A Murder At The End of the World

 



The two most interesting characters (and most fascinating performances from the pair of young British thesps) are Darby and Bill, which means that on some levels the parts of the show shot in Utah are more intensely interesting — in spite of all the big concepts seemingly flying around at the retreat in northern Iceland.

Other than Bill, the male characters are all rather flimsy, even Andy (and especially, Ray.)  Ultimately, so too the plot and the plotting, though I enjoyed the ride. 

Brit Marling herself didn’t give any real life to Lee. It was always as if the show-runner had wandered onto the set and was standing in for the real actor cast in the role. 

Tech tycoon lurking in outlandish isolated crib is becoming a bit of an overworked trope, though most of the equivalent scenarios I can recall took themselves a tad less seriously. (The ideas don’t need to be quite so ploddingly interconnected when there is an openly satirical slant. Most of these might have been improved if the proverbial piss had been taken more openly.) 
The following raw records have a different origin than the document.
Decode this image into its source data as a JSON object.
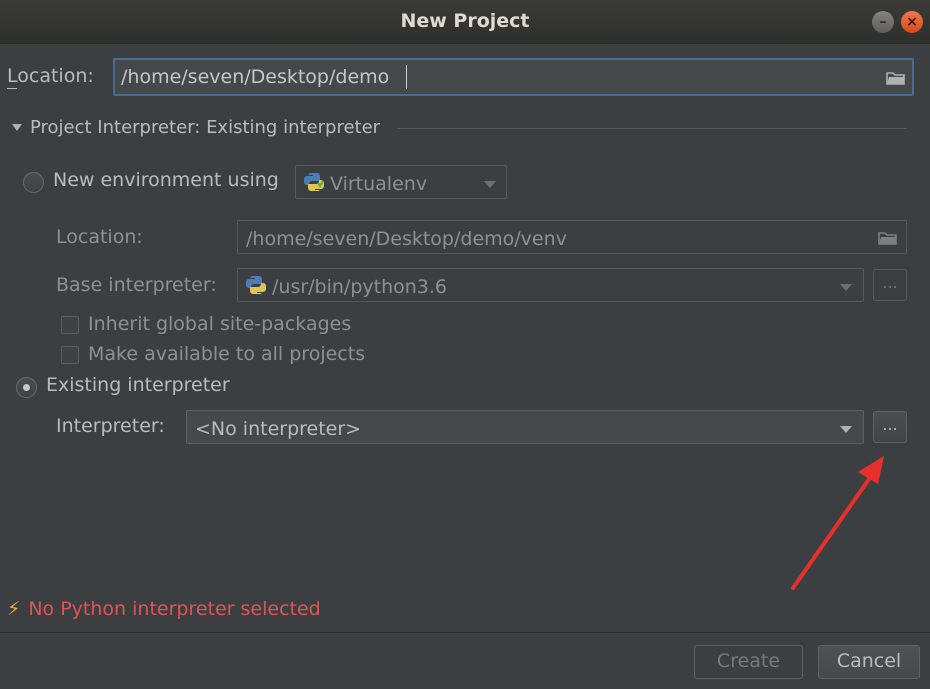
{
  "window": {
    "title": "New Project"
  },
  "location": {
    "label": "Location:",
    "value": "/home/seven/Desktop/demo"
  },
  "interpreter_section": {
    "header": "Project Interpreter: Existing interpreter"
  },
  "new_env": {
    "radio_label": "New environment using",
    "tool_value": "Virtualenv",
    "location_label": "Location:",
    "location_value": "/home/seven/Desktop/demo/venv",
    "base_label": "Base interpreter:",
    "base_value": "/usr/bin/python3.6",
    "base_browse": "...",
    "inherit_label": "Inherit global site-packages",
    "available_label": "Make available to all projects"
  },
  "existing": {
    "radio_label": "Existing interpreter",
    "interpreter_label": "Interpreter:",
    "interpreter_value": "<No interpreter>",
    "browse": "..."
  },
  "error": {
    "message": "No Python interpreter selected"
  },
  "buttons": {
    "create": "Create",
    "cancel": "Cancel"
  },
  "colors": {
    "background": "#3c3f41",
    "accent_border": "#466d94",
    "error": "#e05454",
    "annotation_arrow": "#e8302b"
  }
}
Yet I also wanted a bit more thought-provoking dialogue between the guests on all the big picture stuff. The closest we got to this was the suggestion that human creativity can be improved via collaboration with AI. It is not to be dismissed out of hand, but it could also be taken as an example of the ‘augmentation’ fallacy often pushed by Silicon Valley types as a kind of moral justification for their private, often narcissistic obsessions — along the lines of ‘eat your greens, they are good for you’, not so much a perspective on the potential for human enhancement, but a tactic whereby a tech-elite minority forces its expensive toys on the masses.
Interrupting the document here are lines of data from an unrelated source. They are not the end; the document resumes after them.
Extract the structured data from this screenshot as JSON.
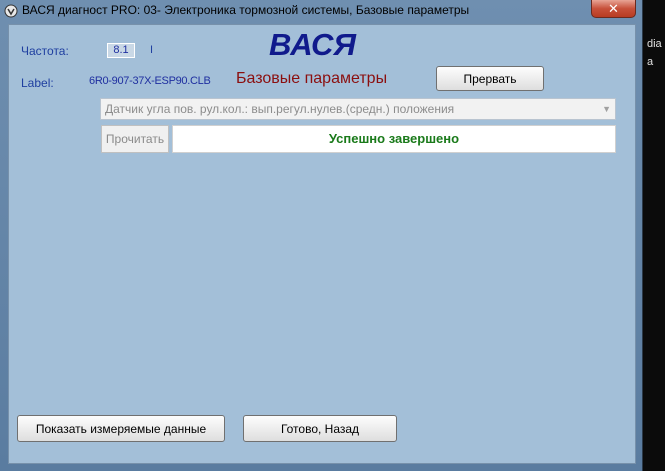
{
  "window": {
    "title": "ВАСЯ диагност PRO: 03- Электроника тормозной системы,  Базовые параметры",
    "close_label": "✕"
  },
  "header": {
    "logo": "ВАСЯ",
    "frequency_label": "Частота:",
    "frequency_value": "8.1",
    "frequency_tick": "I",
    "label_caption": "Label:",
    "label_value": "6R0-907-37X-ESP90.CLB",
    "section_title": "Базовые параметры",
    "abort_button": "Прервать"
  },
  "main": {
    "group_select": "Датчик угла пов. рул.кол.: вып.регул.нулев.(средн.) положения",
    "read_button": "Прочитать",
    "status": "Успешно завершено"
  },
  "footer": {
    "show_data_button": "Показать измеряемые данные",
    "done_button": "Готово, Назад"
  },
  "background": {
    "side_text_1": "dia",
    "side_text_2": "a"
  },
  "colors": {
    "client_bg": "#a3bfd8",
    "logo": "#101a8c",
    "section_title": "#8b0f0f",
    "status": "#1a7a1a"
  }
}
On this occasion I mused about how many of the great minds of the past would have benefited from an AI collaborator, just as in the past I have wondered whether Hemingway would have written better novels on MS Word instead of a typewriter. 

Some might have done. I think if one were to make a big list of all the great creatives of the past, a subset do turn out to be the ‘spent most of their life in a library’ sort. But only a subset. 
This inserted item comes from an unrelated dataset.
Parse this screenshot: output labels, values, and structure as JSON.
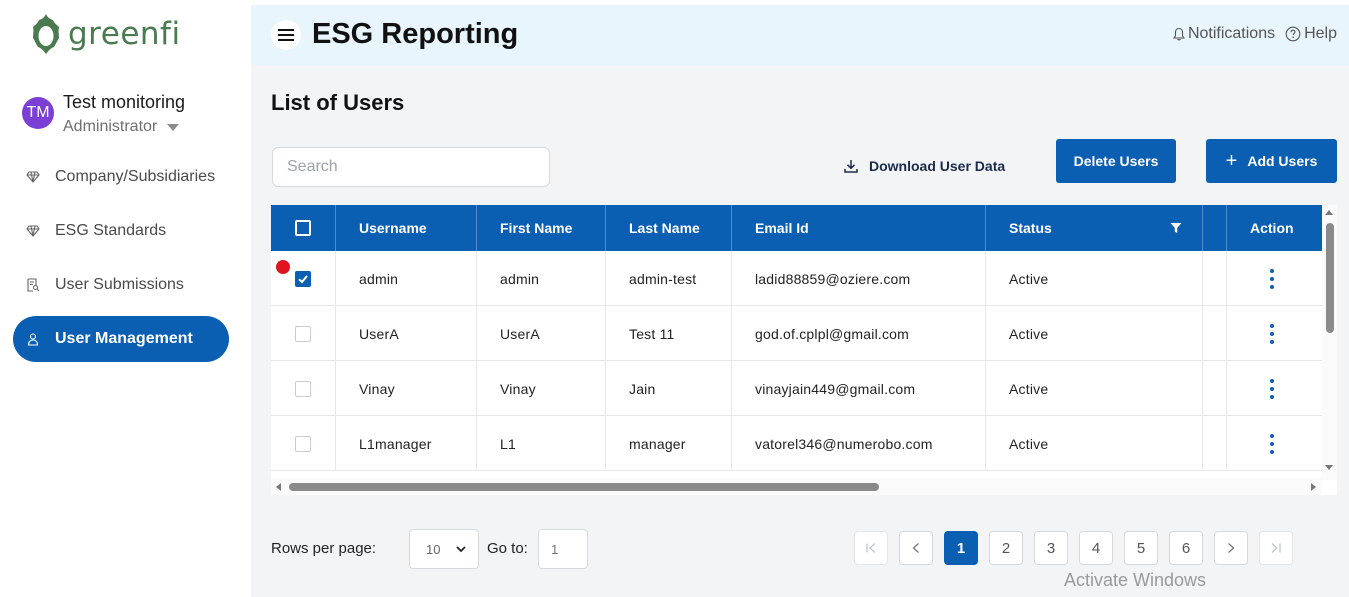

For others, their achievement was largely to lift themselves above the background noise of information and opinion. 

And just how many great thinkers and artists ever really ‘collaborated’?

Alice Braga appears to be making quite the career for herself as ‘most intriguing secondary character’ in American TV shows. I remember her well in 2002’s City of God, but have been freaking out as I also seem to have an entirely false memory of her co-starring with Joaquim de Almeida in an adaptation of one of Machado de Asis’s novels. 
 
(I would have been tempted to title this Ten Little Hackers...and risk cancellation for the implied reference to a play that was performed by the staff of my prep school with its original name on the programme.)